ComEd doesn’t deliver any solar energy to its Chicago-area customers, and California-based SolarCity doesn’t do business in Illinois, but from distant reaches of the country, and from opposite ends of the power grid, the two companies have come to much the same conclusion about the future of utilities.
Their respective CEOs, Anne Pramaggiore for ComEd and Lyndon Rive for SolarCity, urged legislators from all 50 states Monday to write laws that would help utilities shift from energy-delivery pipelines to energy-sharing platforms.
“We’re initiating our delivery system’s shift from today’s pipeline architecture—moving central-station power across wires to customers at the other end—to a platform architecture, which is the business architecture of the 21st Century,” Pramaggiore said at the National Conference of State Legislatures’ Legislative Summit in Chicago.
A platform architecture would allow utilities to use their infrastructure, which connects to almost everyone, to create a market that customers could access to buy and sell energy and energy services (like storage). In such a model, which she called “the ultimate Uber,” utilities would be compensated with fees on transactions and charges for services they provide.
“Right now the way we’re compensated—the way we manage our business and price our product—is based on volume pricing of kilowatt-hour sales.

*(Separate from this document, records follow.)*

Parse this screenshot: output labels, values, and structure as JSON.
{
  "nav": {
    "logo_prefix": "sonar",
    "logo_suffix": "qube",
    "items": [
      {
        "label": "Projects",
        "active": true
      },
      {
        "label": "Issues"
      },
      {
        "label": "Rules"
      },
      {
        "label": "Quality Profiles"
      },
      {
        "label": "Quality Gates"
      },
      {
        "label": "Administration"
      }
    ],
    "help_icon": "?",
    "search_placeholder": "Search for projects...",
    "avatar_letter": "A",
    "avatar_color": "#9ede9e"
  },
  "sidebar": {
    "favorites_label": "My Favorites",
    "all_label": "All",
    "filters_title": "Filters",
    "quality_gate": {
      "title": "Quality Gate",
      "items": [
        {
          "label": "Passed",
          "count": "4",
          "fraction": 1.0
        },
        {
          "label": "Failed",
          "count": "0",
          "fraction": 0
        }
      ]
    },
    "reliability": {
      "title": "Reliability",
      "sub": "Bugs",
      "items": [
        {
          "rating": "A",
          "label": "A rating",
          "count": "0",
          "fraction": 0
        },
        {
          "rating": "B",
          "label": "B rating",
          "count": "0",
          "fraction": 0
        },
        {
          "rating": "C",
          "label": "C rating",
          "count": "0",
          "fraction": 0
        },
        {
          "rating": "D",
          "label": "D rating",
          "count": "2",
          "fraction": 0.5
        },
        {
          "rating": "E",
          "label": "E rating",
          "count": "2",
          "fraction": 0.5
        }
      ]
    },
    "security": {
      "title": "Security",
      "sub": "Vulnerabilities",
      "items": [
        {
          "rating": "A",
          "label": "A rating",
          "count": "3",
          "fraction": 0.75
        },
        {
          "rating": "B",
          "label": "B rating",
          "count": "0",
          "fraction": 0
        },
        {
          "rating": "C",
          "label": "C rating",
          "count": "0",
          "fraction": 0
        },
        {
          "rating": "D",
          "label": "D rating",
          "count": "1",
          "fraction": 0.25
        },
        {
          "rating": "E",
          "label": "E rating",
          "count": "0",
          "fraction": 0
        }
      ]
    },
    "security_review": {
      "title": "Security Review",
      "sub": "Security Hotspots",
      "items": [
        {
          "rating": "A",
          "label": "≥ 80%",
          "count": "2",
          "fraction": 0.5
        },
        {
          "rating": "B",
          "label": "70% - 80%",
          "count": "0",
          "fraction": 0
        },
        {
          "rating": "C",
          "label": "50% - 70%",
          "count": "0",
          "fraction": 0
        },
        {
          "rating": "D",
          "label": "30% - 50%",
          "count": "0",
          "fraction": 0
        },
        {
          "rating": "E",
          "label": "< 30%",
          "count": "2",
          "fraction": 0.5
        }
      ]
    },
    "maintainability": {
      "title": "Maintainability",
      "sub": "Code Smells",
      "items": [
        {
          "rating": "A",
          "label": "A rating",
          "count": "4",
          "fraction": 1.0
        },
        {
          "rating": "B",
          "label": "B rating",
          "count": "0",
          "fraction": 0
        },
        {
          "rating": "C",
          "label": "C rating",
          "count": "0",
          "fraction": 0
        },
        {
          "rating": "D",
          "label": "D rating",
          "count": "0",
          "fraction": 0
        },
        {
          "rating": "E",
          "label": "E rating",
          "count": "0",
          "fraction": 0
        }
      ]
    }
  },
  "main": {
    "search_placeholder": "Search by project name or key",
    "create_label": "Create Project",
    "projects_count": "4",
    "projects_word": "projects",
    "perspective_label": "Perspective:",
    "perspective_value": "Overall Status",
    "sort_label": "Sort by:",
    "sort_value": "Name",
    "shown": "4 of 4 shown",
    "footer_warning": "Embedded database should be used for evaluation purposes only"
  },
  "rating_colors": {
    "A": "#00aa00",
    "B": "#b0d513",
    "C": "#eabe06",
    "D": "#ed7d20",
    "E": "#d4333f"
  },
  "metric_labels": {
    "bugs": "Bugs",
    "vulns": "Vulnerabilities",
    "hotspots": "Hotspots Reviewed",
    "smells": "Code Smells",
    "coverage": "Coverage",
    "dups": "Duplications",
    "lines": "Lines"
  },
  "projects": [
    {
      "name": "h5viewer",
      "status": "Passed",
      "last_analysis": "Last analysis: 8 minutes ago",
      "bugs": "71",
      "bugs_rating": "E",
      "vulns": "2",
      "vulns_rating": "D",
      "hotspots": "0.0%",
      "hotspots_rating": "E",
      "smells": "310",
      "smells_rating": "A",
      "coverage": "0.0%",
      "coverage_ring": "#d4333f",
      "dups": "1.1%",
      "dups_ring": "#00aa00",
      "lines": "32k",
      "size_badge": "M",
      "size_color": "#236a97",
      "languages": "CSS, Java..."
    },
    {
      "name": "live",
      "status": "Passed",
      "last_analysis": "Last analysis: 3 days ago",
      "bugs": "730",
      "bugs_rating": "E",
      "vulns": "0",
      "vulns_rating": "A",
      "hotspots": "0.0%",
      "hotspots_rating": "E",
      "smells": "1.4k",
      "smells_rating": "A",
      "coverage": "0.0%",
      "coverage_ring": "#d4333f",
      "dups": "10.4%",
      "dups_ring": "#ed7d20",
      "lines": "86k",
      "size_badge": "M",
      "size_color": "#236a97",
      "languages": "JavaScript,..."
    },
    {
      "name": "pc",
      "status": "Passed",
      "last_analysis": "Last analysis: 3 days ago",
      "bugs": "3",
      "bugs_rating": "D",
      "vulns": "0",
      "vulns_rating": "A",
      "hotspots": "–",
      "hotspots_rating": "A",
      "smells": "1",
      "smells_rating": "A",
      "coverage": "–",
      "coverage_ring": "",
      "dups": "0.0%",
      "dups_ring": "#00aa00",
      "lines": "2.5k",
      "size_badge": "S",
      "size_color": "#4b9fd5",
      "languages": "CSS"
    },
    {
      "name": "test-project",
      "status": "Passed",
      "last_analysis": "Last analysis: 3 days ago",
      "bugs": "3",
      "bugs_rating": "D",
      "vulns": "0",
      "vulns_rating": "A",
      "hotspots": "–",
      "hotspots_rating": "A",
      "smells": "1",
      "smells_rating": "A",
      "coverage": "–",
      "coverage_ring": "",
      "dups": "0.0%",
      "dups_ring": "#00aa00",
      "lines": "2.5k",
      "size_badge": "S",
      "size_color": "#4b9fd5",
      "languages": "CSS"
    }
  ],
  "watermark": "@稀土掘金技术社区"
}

And that really has to change because it’s clear that our customers want to use less kilowatt hours, and not all the kilowatt hours will be moving through our system in the same way that they have in the past.”
It’s unusual, Rive said, for utilities to accept change so readily.
“Oftentimes when you add a disruptive technology to an old legacy infrastructure, the incumbents will do everything they can to slow the adoption,” said Rive, who heads the nation’s largest installer of residential solar systems. “Now, Anne Pramaggiore seems to realize that they need to change. It’s rare to see a utility executive speak as she has, embracing the new infrastructure.”
Rive urged legislators to create a revenue model that gives utilities an incentive to embrace distributed generation. Right now, some regulations forbid utilities from earning anything when they buy and resell energy generated by consumers, he said. In other words, if a utility pays a customer $10 for homegrown energy, the utility must sell that energy to another customer for $10.
“We’re a big advocate to allow utilities to start making money off of someone else’s infrastructure,” he said.
Then utilities would be more willing to serve as a platform for consumers who want to generate and store energy and share it with their neighbors, Rive said. Rive also issued a warning to legislators. Distributed generation is coming, he said, because people want it and it’s the right thing to do. If regulators don’t change the current infrastructure to accommodate it, a new infrastructure will develop parallel to the old one.
“If that continues, you’re going to end up with stranded assets.”
And the outcome, according to both CEOs, is up to the states.
“State policy has never been more important,” Pramaggiore said. Renewables policy is set at the state level. Energy prices, important to the competitive success of different energy sources, are set at the state level. Carbon pricing, seemingly gridlocked at the federal level, seems to be shifting to the state level. And the business model of the future utility will be determined by the states.
“States have within their purview the ability to respond to the major issues of our industry over the next 20 to 30 years,” Pramaggiore told legislators. “So you really have the ability to shape this.”